El obispo Don Manuel Pérez Araciel, en 1705, manda en San Pedro de Foncollada y otros lugares, “que los novios no se traten ni comuniquen hasta que comiencen las velaciones, evitando por este medio ofender a Dios”. Es decir, los enamorados debían mantener una relación a prudente distancia hasta que se celebraran las oportunas amonestaciones en la iglesia. El obispo Don José de Lupia, en su visita a San Bartolomé de Rueda el año 1743, añadía que “los novios no deben entrar en la casa de las novias, y al revés, si no es con causa justa”. No aclara el escrito qué causas podían considerarse justas.
Otros prelados tenían declarada abiertamente la guerra a las reuniones nocturnas y filandones. Así, el obispo Don Martín de Zelayeta, en 1726 advierte de los “graves y perniciosos inconvenientes que se han seguido y siguen de los bailes y filandoiros de noche, por ello, manda S.I., que en ningún acontecimiento haya semejantes bailes ni filandoiros de noche, sí sólo cada uno en su casa o, a lo sumo, una vecina con otra, y en los bailes que hicieren de día no pueden mezclarse en ellos hombres y mujeres”. La prohibición parece que no surtía muchos efectos y así se lo reprocha este obispo a los vecinos de algunos pueblos como Valduvieco, que, al parecer, no consideraban tan desagradable la pecaminosa promiscuidad. Del año 1777 encontramos en varios lugares la prohibición del “abuso de los bailes en las iglesias, sus atrios y cemente-
rios, así como la de participar en las procesiones de Semana Santa, Cruz de Mayo y rogativas, empalados, disciplinantes y otros espectáculos, por ir con el torso desnudo y faltar a la decencia”. Las procesiones en las que participaban empalados y disciplinantes eran celebradas, principalmente, en aquellos lugares donde existía alguna cofradía o ermita dedicada a la Vera Cruz. Prohibición a los clérigos y a las mujeres de asistir a las paradas, por ser un espectáculo indecente, “bajo multa de cuatrocientos maravedís por cada desobediencia, tanto al cura, mujer y mozo de la parada que lo permitiere”. Esta curiosa disposición del obispo Lupia en 1783 la encontramos en casi todos los pueblos. Sólo los varones podían, por ejemplo, llevar la vaca en celo al toro, o la yegua del cura al garañón. Desde los tiempos de la terrible peste del siglo XIV, los concejos de muchos pueblos hicieron el voto solemne de celebrar cada año la fiesta de San Roque, celestial valedor contra la mortal epidemia.

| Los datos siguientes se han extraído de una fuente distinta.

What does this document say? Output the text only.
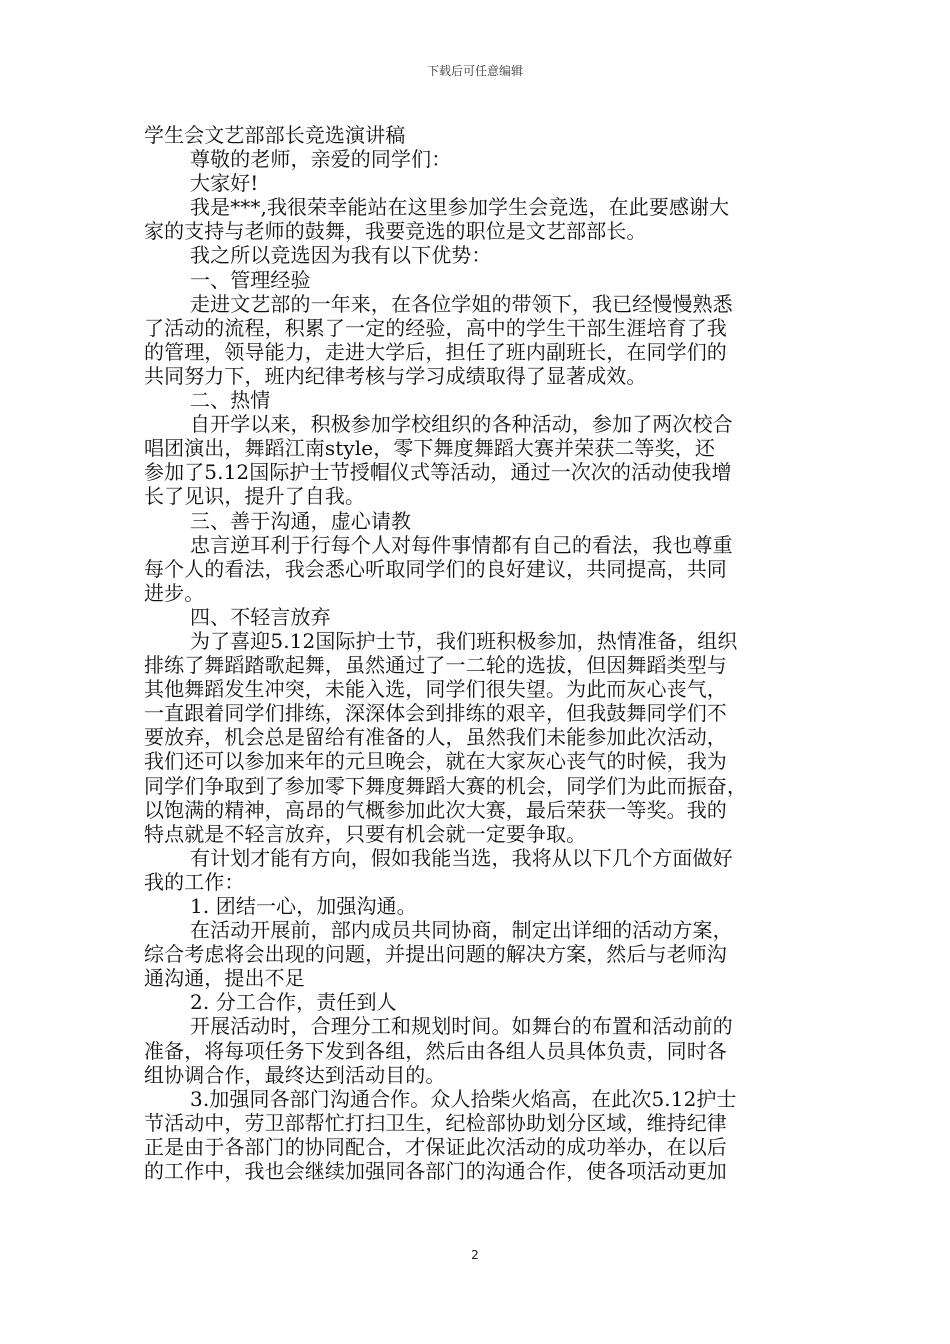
下载后可任意编辑
学生会文艺部部长竞选演讲稿
尊敬的老师，亲爱的同学们：
大家好!
我是***,我很荣幸能站在这里参加学生会竞选，在此要感谢大
家的支持与老师的鼓舞，我要竞选的职位是文艺部部长。
我之所以竞选因为我有以下优势：
一、管理经验
走进文艺部的一年来，在各位学姐的带领下，我已经慢慢熟悉
了活动的流程，积累了一定的经验，高中的学生干部生涯培育了我
的管理，领导能力，走进大学后，担任了班内副班长，在同学们的
共同努力下，班内纪律考核与学习成绩取得了显著成效。
二、热情
自开学以来，积极参加学校组织的各种活动，参加了两次校合
唱团演出，舞蹈江南style，零下舞度舞蹈大赛并荣获二等奖，还
参加了5.12国际护士节授帽仪式等活动，通过一次次的活动使我增
长了见识，提升了自我。
三、善于沟通，虚心请教
忠言逆耳利于行每个人对每件事情都有自己的看法，我也尊重
每个人的看法，我会悉心听取同学们的良好建议，共同提高，共同
进步。
四、不轻言放弃
为了喜迎5.12国际护士节，我们班积极参加，热情准备，组织
排练了舞蹈踏歌起舞，虽然通过了一二轮的选拔，但因舞蹈类型与
其他舞蹈发生冲突，未能入选，同学们很失望。为此而灰心丧气，
一直跟着同学们排练，深深体会到排练的艰辛，但我鼓舞同学们不
要放弃，机会总是留给有准备的人，虽然我们未能参加此次活动，
我们还可以参加来年的元旦晚会，就在大家灰心丧气的时候，我为
同学们争取到了参加零下舞度舞蹈大赛的机会，同学们为此而振奋，
以饱满的精神，高昂的气概参加此次大赛，最后荣获一等奖。我的
特点就是不轻言放弃，只要有机会就一定要争取。
有计划才能有方向，假如我能当选，我将从以下几个方面做好
我的工作：
1. 团结一心，加强沟通。
在活动开展前，部内成员共同协商，制定出详细的活动方案，
综合考虑将会出现的问题，并提出问题的解决方案，然后与老师沟
通沟通，提出不足
2. 分工合作，责任到人
开展活动时，合理分工和规划时间。如舞台的布置和活动前的
准备，将每项任务下发到各组，然后由各组人员具体负责，同时各
组协调合作，最终达到活动目的。
3.加强同各部门沟通合作。众人拾柴火焰高，在此次5.12护士
节活动中，劳卫部帮忙打扫卫生，纪检部协助划分区域，维持纪律
正是由于各部门的协同配合，才保证此次活动的成功举办，在以后
的工作中，我也会继续加强同各部门的沟通合作，使各项活动更加
2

Por lo visto, así lo venían haciendo los vecinos de Oceja, hasta que en el año 1783, el obispo Don Cayetano Antonio Quadrillero les dejó escrito este recado: “Informado que los vecinos de este pueblo acostumbran a guardar como días festivos los días de San Roque y San Miguel de Mayo con pretexto de voto que suponen del concejo, dejando de trabajar en sus haciendas para el mantenimiento de sus hijos y familia, empleándoles en ociosidades y otros excesos, en que lejos de obsequiar a los santos se les ofende…” (a continuación declara que esos días no son de precepto, por lo que prohíbe su celebración). Los de Oceja hicieron caso omiso al prelado que, años después, en 1791, vuelve a la carga, esta vez contra las alegrías de las vísperas, señalando: “Informado S.I., que en la víspera de San Roque se hacen hogueras entrada la noche a que concurre mucha gente de otros pueblos, siguiéndose de ello muchas ruinas espirituales y temporales, absolutamente lo prohíbe S.I., cuanto está de su parte y encargando a la justicia que lo haga observar, contribuyendo a evitar las expresadas ruinas”.
Desconocemos el grado de cumplimiento de este último mandato del Obispo Quadrillero, por otra parte un excelente prelado que hasta el final de sus días trató de favorecer y proteger a las personas más necesitadas de la diócesis y a quien debemos reconocer, entre otros muchos méritos, la fundación del entonces llamado Hospicio y Casa de Expósitos de León.
León, verano de 2019
BIBLIOGRAFÍA: Libros parroquiales de Gradefes, San Bartolomé de Rueda, San Pedro de Foncollada, Valduvieco, Yugueros y otros.